I’m so excited! When do we start?

smudges's avatar

^^ Yes! ♡

Dutchess_III's avatar

@snowberry….wind requires batteries to store the electricity in too. For some reason I can’t find the information on commercial batteries that I’m looking for.

seawulf575's avatar

@Zaku ” greedy humans can be dealt with,” We haven’t been able to deal with them in the entire history of mankind. I’m not sure why we would suddenly be able to going forward.

JLeslie's avatar

When basic needs are taken care of amazing things can happen! Everyone could be cool in the summer and warm in the winter.

Money previously used for electricity would now be freed up for other things. Could be healthcare, creative projects, saving for the future, the possibilities are endless.

The fewer the financial worries, the more people can give their time to improve themselves and society.

RocketGuy's avatar

Ground and seal transportation would be free, aside from the cost of financing the equipment and maintenance i.e. no fuel costs. Even air travel across relatively short distances would be free.

kritiper's avatar

Having it would be WONDERFUL!!!
The hard part is getting/producing it.

Dutchess_III's avatar

Start up is kind of expensive butwe’re getting lots and lots of it @kritiperl. Just need a place (industrial batteries) to to store it in. And we’re working that out as we go.

kritiper's avatar

@Dutchess_III Like I said: “The hard part is getting/producing it.” And we aren’t there yet.

Dutchess_III's avatar

But we’ve been producing the hell out of it for years. All around the world.

kritiper's avatar

…ho hum…
There is a problem in the world right now in producing the lithium to produce these storage batteries. If what you say, @Dutchess_III , was true then we’d be there already.
But we ain’t!

And there is the problem of self igniting battery fires…
And just where we would put all of these HUGE batteries…

Call_Me_Jay's avatar

Free-ish energy gave us the Industrial Revolution, ended slavery and made humans immensely more productive. Most pre-1800 energy was muscle power, both human and animal. Burning coal and oil gave us free-ish energy.

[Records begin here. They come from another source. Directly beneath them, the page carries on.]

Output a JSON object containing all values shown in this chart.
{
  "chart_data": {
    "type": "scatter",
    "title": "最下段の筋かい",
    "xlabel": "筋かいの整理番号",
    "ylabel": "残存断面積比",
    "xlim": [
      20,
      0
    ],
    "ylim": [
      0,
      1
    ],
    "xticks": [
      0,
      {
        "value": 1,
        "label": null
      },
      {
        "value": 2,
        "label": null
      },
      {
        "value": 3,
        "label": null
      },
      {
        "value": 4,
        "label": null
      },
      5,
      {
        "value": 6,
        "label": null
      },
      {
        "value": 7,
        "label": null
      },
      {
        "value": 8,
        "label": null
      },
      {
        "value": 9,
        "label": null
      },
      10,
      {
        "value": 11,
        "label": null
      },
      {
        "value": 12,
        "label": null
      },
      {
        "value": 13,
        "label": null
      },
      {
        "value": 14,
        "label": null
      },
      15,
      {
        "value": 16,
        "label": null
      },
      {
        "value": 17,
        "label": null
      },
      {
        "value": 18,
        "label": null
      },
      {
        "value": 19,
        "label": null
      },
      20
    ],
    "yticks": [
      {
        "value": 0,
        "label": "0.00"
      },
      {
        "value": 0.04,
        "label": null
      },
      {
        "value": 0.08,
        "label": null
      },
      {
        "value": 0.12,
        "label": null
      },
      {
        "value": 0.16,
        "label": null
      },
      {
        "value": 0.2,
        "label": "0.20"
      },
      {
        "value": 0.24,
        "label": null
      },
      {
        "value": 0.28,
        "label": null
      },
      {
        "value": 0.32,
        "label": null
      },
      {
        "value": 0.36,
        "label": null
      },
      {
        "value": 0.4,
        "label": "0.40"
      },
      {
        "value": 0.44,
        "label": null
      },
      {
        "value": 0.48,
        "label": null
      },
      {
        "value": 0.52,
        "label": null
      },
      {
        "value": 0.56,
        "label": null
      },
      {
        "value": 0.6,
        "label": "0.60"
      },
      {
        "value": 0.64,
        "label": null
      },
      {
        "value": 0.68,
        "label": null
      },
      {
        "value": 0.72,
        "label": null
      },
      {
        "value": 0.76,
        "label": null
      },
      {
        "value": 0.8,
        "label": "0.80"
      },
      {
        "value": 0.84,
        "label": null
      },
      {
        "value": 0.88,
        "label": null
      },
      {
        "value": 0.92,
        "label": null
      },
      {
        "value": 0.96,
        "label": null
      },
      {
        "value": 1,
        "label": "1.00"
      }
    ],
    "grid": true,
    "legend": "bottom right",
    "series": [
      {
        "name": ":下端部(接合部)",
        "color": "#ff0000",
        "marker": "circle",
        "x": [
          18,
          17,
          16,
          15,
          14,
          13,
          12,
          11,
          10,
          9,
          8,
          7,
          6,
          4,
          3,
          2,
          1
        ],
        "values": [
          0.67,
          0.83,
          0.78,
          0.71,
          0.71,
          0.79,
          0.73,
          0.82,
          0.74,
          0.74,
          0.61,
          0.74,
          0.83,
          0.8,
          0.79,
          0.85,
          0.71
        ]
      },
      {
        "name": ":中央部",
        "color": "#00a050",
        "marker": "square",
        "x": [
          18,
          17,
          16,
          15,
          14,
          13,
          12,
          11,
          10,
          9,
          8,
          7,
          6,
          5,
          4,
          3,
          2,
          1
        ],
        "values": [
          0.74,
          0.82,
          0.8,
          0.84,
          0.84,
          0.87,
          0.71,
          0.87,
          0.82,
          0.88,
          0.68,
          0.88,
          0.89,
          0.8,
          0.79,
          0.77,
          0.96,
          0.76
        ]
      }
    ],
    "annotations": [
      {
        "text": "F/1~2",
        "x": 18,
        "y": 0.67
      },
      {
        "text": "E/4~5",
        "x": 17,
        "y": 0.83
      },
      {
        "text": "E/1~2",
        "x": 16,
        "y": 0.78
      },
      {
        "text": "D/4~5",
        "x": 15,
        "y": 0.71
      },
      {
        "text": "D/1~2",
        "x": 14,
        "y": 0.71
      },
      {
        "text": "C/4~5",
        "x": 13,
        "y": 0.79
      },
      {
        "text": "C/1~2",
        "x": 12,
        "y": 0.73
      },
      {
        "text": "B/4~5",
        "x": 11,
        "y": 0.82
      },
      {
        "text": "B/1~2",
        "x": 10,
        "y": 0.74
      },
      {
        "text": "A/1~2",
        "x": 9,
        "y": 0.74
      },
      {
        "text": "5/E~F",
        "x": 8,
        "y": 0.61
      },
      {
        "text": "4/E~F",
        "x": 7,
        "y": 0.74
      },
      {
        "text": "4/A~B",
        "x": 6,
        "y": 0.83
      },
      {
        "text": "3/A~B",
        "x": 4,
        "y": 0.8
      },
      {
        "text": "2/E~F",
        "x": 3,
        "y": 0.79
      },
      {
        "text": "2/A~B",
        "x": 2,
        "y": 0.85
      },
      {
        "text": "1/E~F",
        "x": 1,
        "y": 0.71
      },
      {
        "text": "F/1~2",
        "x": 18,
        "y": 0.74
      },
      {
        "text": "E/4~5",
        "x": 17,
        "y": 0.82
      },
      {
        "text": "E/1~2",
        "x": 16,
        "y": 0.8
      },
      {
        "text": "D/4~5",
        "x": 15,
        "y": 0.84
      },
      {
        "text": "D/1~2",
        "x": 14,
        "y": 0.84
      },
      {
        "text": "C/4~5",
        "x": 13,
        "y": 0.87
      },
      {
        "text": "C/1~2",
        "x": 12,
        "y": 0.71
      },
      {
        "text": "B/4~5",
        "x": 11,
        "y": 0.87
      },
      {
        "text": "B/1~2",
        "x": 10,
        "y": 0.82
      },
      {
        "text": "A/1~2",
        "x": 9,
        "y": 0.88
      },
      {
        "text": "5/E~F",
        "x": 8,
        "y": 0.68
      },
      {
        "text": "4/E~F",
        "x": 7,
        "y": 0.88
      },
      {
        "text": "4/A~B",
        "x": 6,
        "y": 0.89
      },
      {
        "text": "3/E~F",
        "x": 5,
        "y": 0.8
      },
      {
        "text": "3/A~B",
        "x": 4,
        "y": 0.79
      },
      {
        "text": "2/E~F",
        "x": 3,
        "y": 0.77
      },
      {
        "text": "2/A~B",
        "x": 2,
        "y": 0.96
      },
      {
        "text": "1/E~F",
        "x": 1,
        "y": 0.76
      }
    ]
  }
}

Nuclear fission was expected to give us free-ish energy but that didn’t work out. But it is a huge source, and the major source in some places including Illinois in the US and the nation of France.

If nuclear fusion becomes cost-effective, my guess is it will be evolutionary, not revolutionary. Like fission, it will be expensive to implement and profitable but not free-ish.

I will be happy to be proved wrong if fusion’s lack of radioactive waste makes it a dream come true.

RocketGuy's avatar

With modern computers and safety systems, nuclear is much safer than in the old days. Plus, the volume of nuclear waste is tiny compared to waste from burning coal.